You will recall that "Midnight in Paris" (2011), Woody Allen's last unquestionably great film, told the story of a man in the grips of terminal nostalgia who found himself given the opportunity to go back to his idealized era where he felt more comfortable, where his cultural touchstones were still fresh and vibrant. Allen's latest film, "A Rainy Day in New York," feels like a work from someone in the midst of that very same condition. This is Allen's 48th movie (a 49th, "Rifkin's Festival," premiered last month) and while he has certainly made worse films than this one during that time, rarely has he come up with something as utterly inconsequential as this collection of rehashed themes, characters, and punchlines.
The movie's basic premise—two college sweethearts go to New York to spend a weekend together only to get themselves separated and embroiled in a series of misadventures—may not sound especially ambitious but it is one that could theoretically be spun out into a pleasant diversion in the hands of a writer as gifted as Allen. Unfortunately, once the opening credits, scored to Bing Crosby crooning "I Got Lucky in the Rain," have concluded, the whole enterprise goes off the rails right then and there with the introduction of the central male character, a brilliant but directionless bon vivant college student. His name, I kid you not, is Gatsby Welles, which has to be the most ridiculous moniker in the Allen oeuvre since Fielding Mellish. This is bad enough but the pain is compounded by the awkward and charmless performance by Timothée Chalamet as Gatsby.
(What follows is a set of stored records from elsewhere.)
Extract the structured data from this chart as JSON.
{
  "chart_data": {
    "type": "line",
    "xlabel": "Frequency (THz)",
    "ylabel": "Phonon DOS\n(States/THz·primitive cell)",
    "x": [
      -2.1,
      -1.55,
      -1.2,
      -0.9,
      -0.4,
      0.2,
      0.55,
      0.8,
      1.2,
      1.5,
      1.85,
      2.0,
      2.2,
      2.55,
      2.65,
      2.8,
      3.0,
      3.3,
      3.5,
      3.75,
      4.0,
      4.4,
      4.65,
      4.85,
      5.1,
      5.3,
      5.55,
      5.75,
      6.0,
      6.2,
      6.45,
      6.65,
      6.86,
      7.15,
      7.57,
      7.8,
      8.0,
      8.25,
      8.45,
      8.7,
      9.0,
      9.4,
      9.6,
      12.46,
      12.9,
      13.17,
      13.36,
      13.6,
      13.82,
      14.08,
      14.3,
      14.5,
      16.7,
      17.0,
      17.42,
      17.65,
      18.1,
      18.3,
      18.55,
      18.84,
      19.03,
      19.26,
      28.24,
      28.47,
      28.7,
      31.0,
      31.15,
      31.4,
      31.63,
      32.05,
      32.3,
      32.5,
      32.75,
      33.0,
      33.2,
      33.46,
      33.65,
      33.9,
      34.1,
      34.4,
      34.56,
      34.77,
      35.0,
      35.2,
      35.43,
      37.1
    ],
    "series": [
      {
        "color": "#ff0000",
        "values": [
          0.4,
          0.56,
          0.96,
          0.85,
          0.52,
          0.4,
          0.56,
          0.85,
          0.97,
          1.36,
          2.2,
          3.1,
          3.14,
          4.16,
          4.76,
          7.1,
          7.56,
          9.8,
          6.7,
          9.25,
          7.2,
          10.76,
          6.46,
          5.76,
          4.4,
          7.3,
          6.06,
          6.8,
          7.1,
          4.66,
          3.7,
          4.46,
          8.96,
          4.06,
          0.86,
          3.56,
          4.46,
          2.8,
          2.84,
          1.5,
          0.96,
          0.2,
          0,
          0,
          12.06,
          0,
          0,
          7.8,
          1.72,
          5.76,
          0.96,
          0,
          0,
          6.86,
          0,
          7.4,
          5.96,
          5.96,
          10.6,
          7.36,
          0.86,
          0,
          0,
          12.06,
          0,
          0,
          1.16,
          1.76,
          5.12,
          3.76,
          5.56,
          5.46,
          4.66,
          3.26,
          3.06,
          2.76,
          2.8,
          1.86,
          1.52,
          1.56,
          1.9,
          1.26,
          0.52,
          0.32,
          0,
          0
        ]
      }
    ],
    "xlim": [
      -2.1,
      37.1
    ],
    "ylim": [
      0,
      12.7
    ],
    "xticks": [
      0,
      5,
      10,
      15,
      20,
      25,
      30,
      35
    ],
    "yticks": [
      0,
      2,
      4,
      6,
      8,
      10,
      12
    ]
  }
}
Like so many lead actors in the Allen films where he doesn't appear, he gives a performance where he has been clearly asked to deliver his lines in as close of an approximation to Allen's familiar cadences as he can muster.
The plot is launched into motion when Gatsby's girlfriend, intrepid-but-ditsy student journalist Ashleigh Enright (Elle Fanning), snags an interview for the school paper with famous filmmaker Roland Pollard (Liev Schreiber) and he has the idea of making a fancy weekend of it funded by his recent poker winnings—drinks at the Carlyle, museum trips and, most importantly, avoiding a big party being thrown by his socialite mother (Cherry Jones). Things go south after they arrive when Ashleigh goes off to her interview and finds Roland in an existential and creative funk and contemplating giving it all up. He brings Ashleigh to a private screening of his new film but is so appalled with the movie that he bolts to go off on a bender, leaving his longtime collaborator, Ted Davidoff (Jude Law) to try to track him down, of course bringing Ashleigh along since she actually loves the film. This leads to her encountering a famous actor (Diego Luna) as well and before long, all three men find themselves besotted with her beauty, her unspoiled innocence, and her inability to hold her liquor.
With time on his hands, Gatsby wanders around, visits his brother Hunter (Will Rogers), who is contemplating cancelling his impending marriage because he is put off by the sound of his fiancee's laughter, and eventually winds up being pressed into service for a friend directing a student film who needs someone for a scene in which they passionately kiss the lead actress. This is Chan (Selena Gomez), who happens to be the younger sister of one of Gatsby's old girlfriends, and who may have had a crush on him herself. The two wind up spending much of the afternoon together before he is eventually dragooned into appearing at his mother's party. With Ashleigh still MIA, he ends up hiring a sex worker (Kelly Rohrbach) to pose as her, a move that winds up having unexpected repercussions to his relationship with his mom.
Although Allen is ostensibly writing a film about contemporary relationships involving young people, the dialogue has a bizarrely dated feel in which the characters toss off bon mots involving such hip references as Lenny from Of Mice and Men, Sky Masterson and, somewhat unfortunately, "Gigi." If Allen were doing another period piece, as has been the case with his last several projects, this would make sense. But to set a film in current-day New York and have the young characters busting out jokes about Arafat suggests that either this was a script that he wrote long ago and pulled out of a drawer or that he no longer has any real interest in contemporary angst and anxieties, certainly not to the degree that helped to fuel some of his best and most lasting work.
That said, the musty punchlines are hardly the only problem with the screenplay. Neither Gatsby nor Ashleigh are particularly interesting characters, making it hard to work up much interest in the state of their relationship. And the various plot developments are little more than reshufflings of ideas that Allen has explored more successfully elsewhere.
To be fair, there are a few amusing one-liners here and there ("Time flies. Unfortunately, it flies coach"), the whole thing looks great thanks to the nearly dreamlike imagery conjured up by legendary cinematographer Vittorio Storaro, and Selena Gomez brings such life and energy to her scenes as Chan that you can practically feel the film sagging once she takes off. The trouble is that once you get past these elements, hardly anything else about it works. "A Rainy Day in New York" feels like something that belongs in a museum, preferably in storage.